Since debuting as that awkward, quiet, bleach-blonde-haired 20-year-old with Bruce McCaw in 2001, a year before he got the call-up to Chip Ganassi’s team thanks to a combination of McCaw’s PacWest (then PWR Championship Racing) team going under and Toyota saving his career, Dixon’s become the gold standard for an IndyCar driver in the modern era.
We don’t appreciate him fully because we’re so well-conditioned to his greatness, and we’re only stupefied when he’s not.
Since that first of three straight wins at Watkins Glen in 2005 - which he achieved in a less-than-competitive Panoz-Toyota in what had been a nightmarish season for driver and team, at the time - Dixon’s won multiple races, three more championships, and finished in the top three in points every single season since, from 2006.
And until Sunday, when he entered the day sixth in points with only that singleton win at Phoenix to his scorecard this year, both those streaks were on the line.
It’s no small stroke of form that today’s win punctuated a typically perfect, super cool, Dixon weekend... that was his second win of the year and vaulted him to third in the championship.
Sadly, the only downside for him comes with the fact he was all but mathematically eliminated from defending his title.

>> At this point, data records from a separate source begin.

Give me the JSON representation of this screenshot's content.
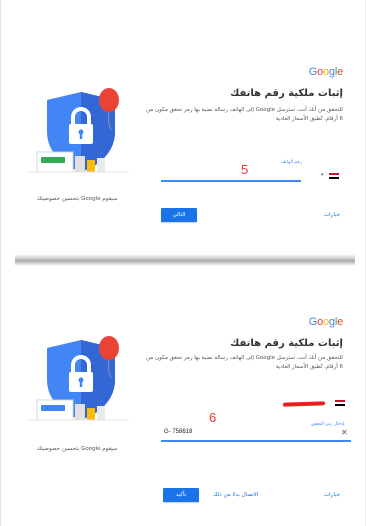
{
  "colors": {
    "google_blue": "#1a73e8",
    "annotation_red": "#e53935",
    "shield_blue": "#4285f4",
    "balloon_red": "#ea4335"
  },
  "top": {
    "logo": [
      "G",
      "o",
      "o",
      "g",
      "l",
      "e"
    ],
    "title": "إثبات ملكية رقم هاتفك",
    "description": "للتحقق من أنك أنت، سترسل Google إلى الهاتف رسالة نصية بها رمز تحقق مكون من 6 أرقام. تُطبق الأسعار العادية",
    "caption": "سيقوم Google بتحسين خصوصيتك",
    "field_label": "رقم الهاتف",
    "annotation": "5",
    "next_button": "التالي",
    "more_link": "خيارات"
  },
  "bottom": {
    "logo": [
      "G",
      "o",
      "o",
      "g",
      "l",
      "e"
    ],
    "title": "إثبات ملكية رقم هاتفك",
    "description": "للتحقق من أنك أنت، سترسل Google إلى الهاتف رسالة نصية بها رمز تحقق مكون من 6 أرقام. تُطبق الأسعار العادية",
    "caption": "سيقوم Google بتحسين خصوصيتك",
    "field_label": "إدخال رمز التحقق",
    "code_value": "G- 758618",
    "annotation": "6",
    "confirm_button": "تأكيد",
    "resend_link": "الاتصال بدلا من ذلك",
    "more_link": "خيارات"
  }
}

At 104 points, he and Helio Castroneves will be out once Simon Pagenaud and Will Power take the green flag at Sonoma.
But points were not the story of the weekend. The story was that Dixon and the No. 9 team around him exuded their usual greatness, and for once in 2016, didn’t have any negative thing ruin it.
“I wish it happened a lot more often,” he said. “You know, that’s the hard part, right, is that these are the weekends that you definitely don’t forget, just in the sheer fact of we had such a smooth one, which made it hard also going into the race.
“We had been fast in practice, fast in qualifying, obviously got the pole. You just think of the problems and maybe strategy not going your way or maybe having a mechanical and taking you out of it.”
The only request Dixon had post-race was that INDYCAR, which just added Watkins Glen for two more years beyond 2016, can find a way to race here more than once per season.
“I just love being back here, and I think we should have a double points race here and probably race two or three times at the Glen,” he laughed.